— У меня небольшая проблема, — сказала она неохотно.
— Поссорились со своим бой-френдом?
— Пока я была здесь, я потеряла работу.
— Ах да, кризис в России. У нас тоже бывают кризисы.
— Я не хочу возвращаться домой.
— Какие вы знаете еще языки? — спросил он хрипло, боясь вспугнуть удачу.
— Английский, испанский.
— Мне нужна переводчица с испанского. Вам никогда не приходилось работать переводчицей, сеньорита? — Он смешно исковеркал последнее слово.
Она посмотрела на него надменно, и он подумал, что добьется своего, чего бы это ни стоило.
— Это чисто деловое предложение, мадемуазель.
Женщина неопределенно пожала плечами, и взгляд ее стал еще холоднее.
Анхель Ленин подошел к телефону и набрал номер, который дал ему человек в магазине восточных сладостей.

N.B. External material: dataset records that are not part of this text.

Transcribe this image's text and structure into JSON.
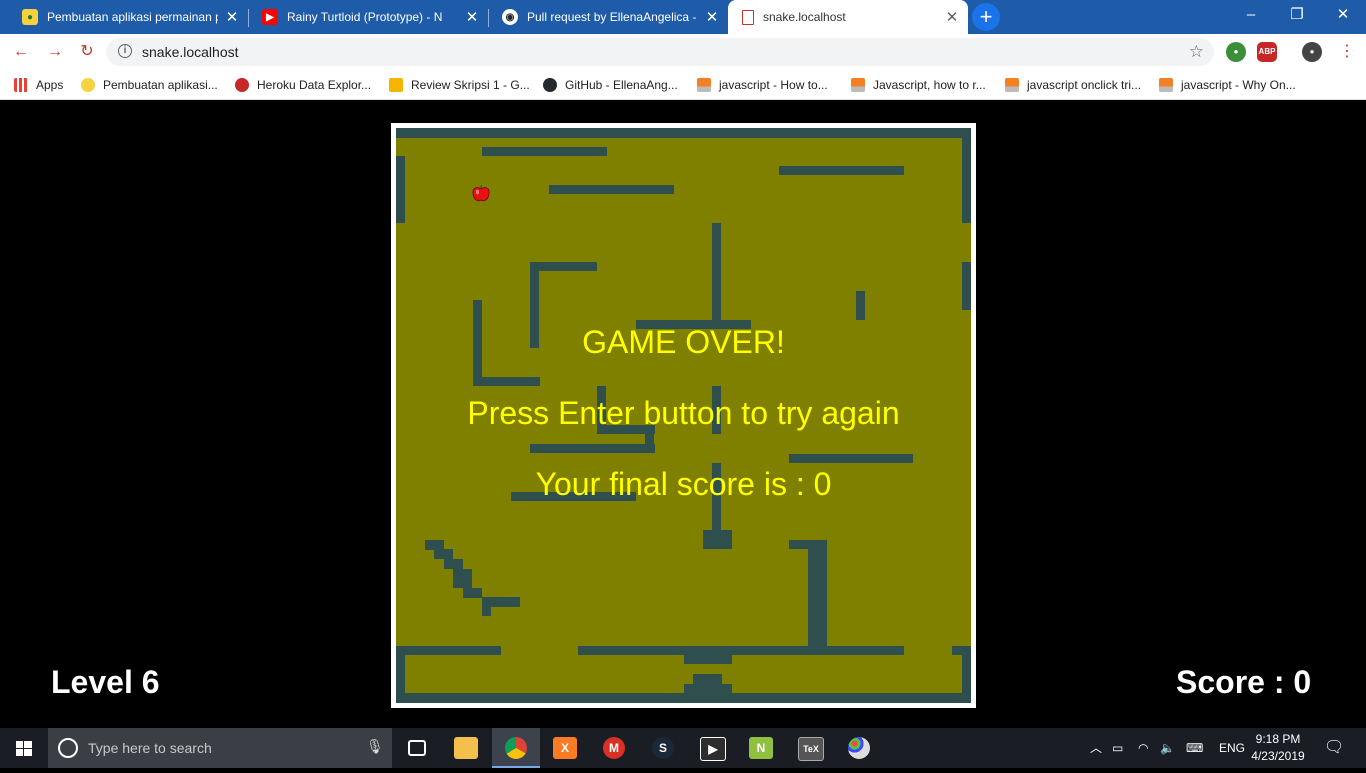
{
  "browser": {
    "tabs": [
      {
        "title": "Pembuatan aplikasi permainan p",
        "icon": "grass-shield-icon",
        "active": false
      },
      {
        "title": "Rainy Turtloid (Prototype) - N",
        "icon": "youtube-icon",
        "active": false
      },
      {
        "title": "Pull request by EllenaAngelica - P",
        "icon": "github-icon",
        "active": false
      },
      {
        "title": "snake.localhost",
        "icon": "page-icon",
        "active": true
      }
    ],
    "new_tab_label": "+",
    "window_controls": {
      "minimize": "–",
      "restore": "❐",
      "close": "✕"
    },
    "url": "snake.localhost",
    "bookmarks": [
      {
        "label": "Apps",
        "icon": "apps-grid-icon"
      },
      {
        "label": "Pembuatan aplikasi...",
        "icon": "grass-shield-icon"
      },
      {
        "label": "Heroku Data Explor...",
        "icon": "heroku-icon"
      },
      {
        "label": "Review Skripsi 1 - G...",
        "icon": "slides-icon"
      },
      {
        "label": "GitHub - EllenaAng...",
        "icon": "github-icon"
      },
      {
        "label": "javascript - How to...",
        "icon": "stackoverflow-icon"
      },
      {
        "label": "Javascript, how to r...",
        "icon": "stackoverflow-icon"
      },
      {
        "label": "javascript onclick tri...",
        "icon": "stackoverflow-icon"
      },
      {
        "label": "javascript - Why On...",
        "icon": "stackoverflow-icon"
      }
    ],
    "extensions": [
      "ABP"
    ]
  },
  "game": {
    "overlay": {
      "title": "GAME OVER!",
      "instruction": "Press Enter button to try again",
      "final_score": "Your final score is : 0"
    },
    "level_label": "Level 6",
    "score_label": "Score : 0",
    "colors": {
      "board": "#808000",
      "wall": "#2f4f4f",
      "text": "#ffff00",
      "frame": "#ffffff"
    },
    "apple_icon": "apple-icon"
  },
  "taskbar": {
    "search_placeholder": "Type here to search",
    "apps": [
      "task-view-icon",
      "file-explorer-icon",
      "chrome-icon",
      "xampp-icon",
      "gmail-icon",
      "steam-icon",
      "video-editor-icon",
      "notepad-plus-icon",
      "tex-icon",
      "paint-icon"
    ],
    "language": "ENG",
    "time": "9:18 PM",
    "date": "4/23/2019"
  }
}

— У меня есть для вас работа, — сказал революционер негромко и грустно, выдергивая из сердца иезуитскую стрелу. Как странно устроена жизнь: за один день он нанял себе сразу двух служащих.
«Новый премьер-министр в России. Обострение ситуации в Косове. Движение „Талибан“ контролирует девяносто процентов территории Афганистана. Суд над чилийским диктатором Аугусто Пиночетом может не состояться. Взрыв церкви Иоанна Крестителя в Генте сорвал приезд понтифика в Бельгию».

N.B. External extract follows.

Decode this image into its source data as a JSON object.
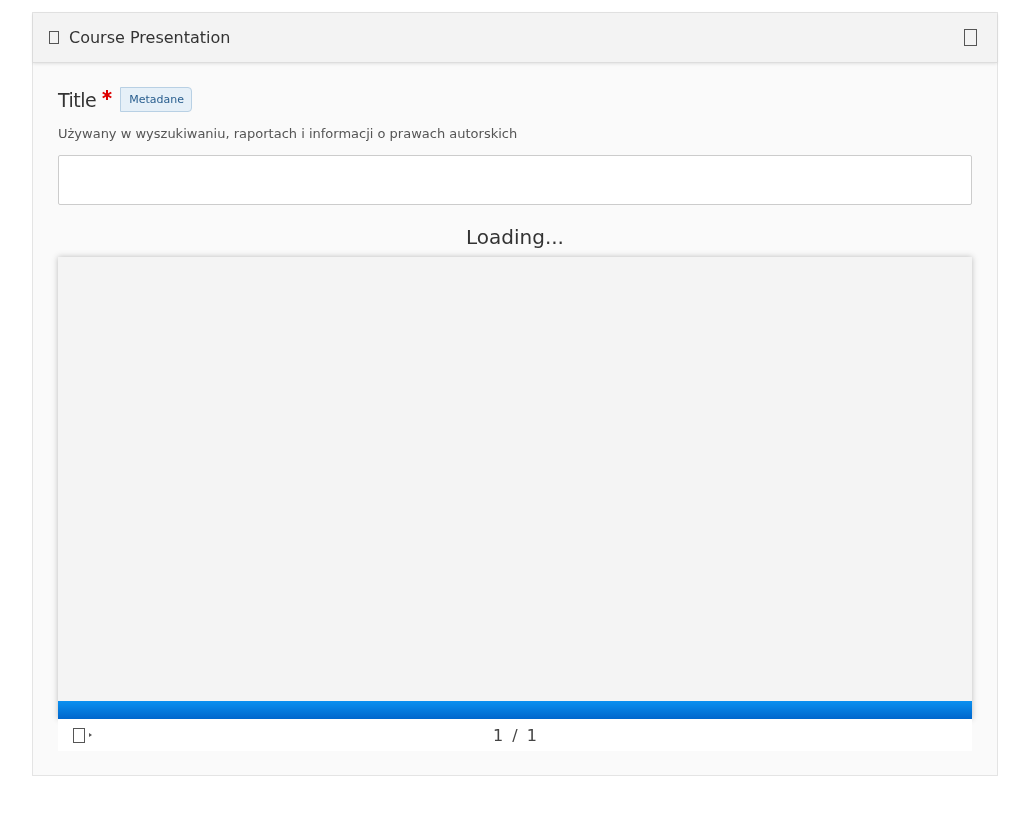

Бенедиктов торопливо пробежал глазами строчки новостей. У него болели глаза. Он сидел перед экраном уже несколько месяцев подряд, исследовал разнообразные платные и бесплатные сайты, вращался в каких-то чатах, вступал в переписку с аматерами революции и антиимпериализма из Боготы, Веллингтона, Казани, Сиэттла, Тюмени, Чагодая, Калининграда, Купавны и Шанхая, зато теперь картина мирового сумасшествия была ему в общем виде ясна. Поразительная штука Интернет. Нечто вроде головы Карла Сикориса. Маленький чемоданчик, по которому в каюте американского военного корабля Бенедиктов следил за расстрелом русского парламента в девяносто третьем году и который Рей подарил ему в знак благодарности (а скорее всего с тайной мыслью, ибо Райносерос никогда ничего случайно не делал), за несколько лет из диковинной штуки превратился в рутину. Опять наступала революция — Господи, как они ему надоели, как хотелось их остановить, передохнуть от сумасшедшего движения дальтоников на красный свет, но еще более поражала его внутренняя связь явлений и предметов, точно кто-то занимался тем, что ткал и распускал ковер из одних и тех же нитей.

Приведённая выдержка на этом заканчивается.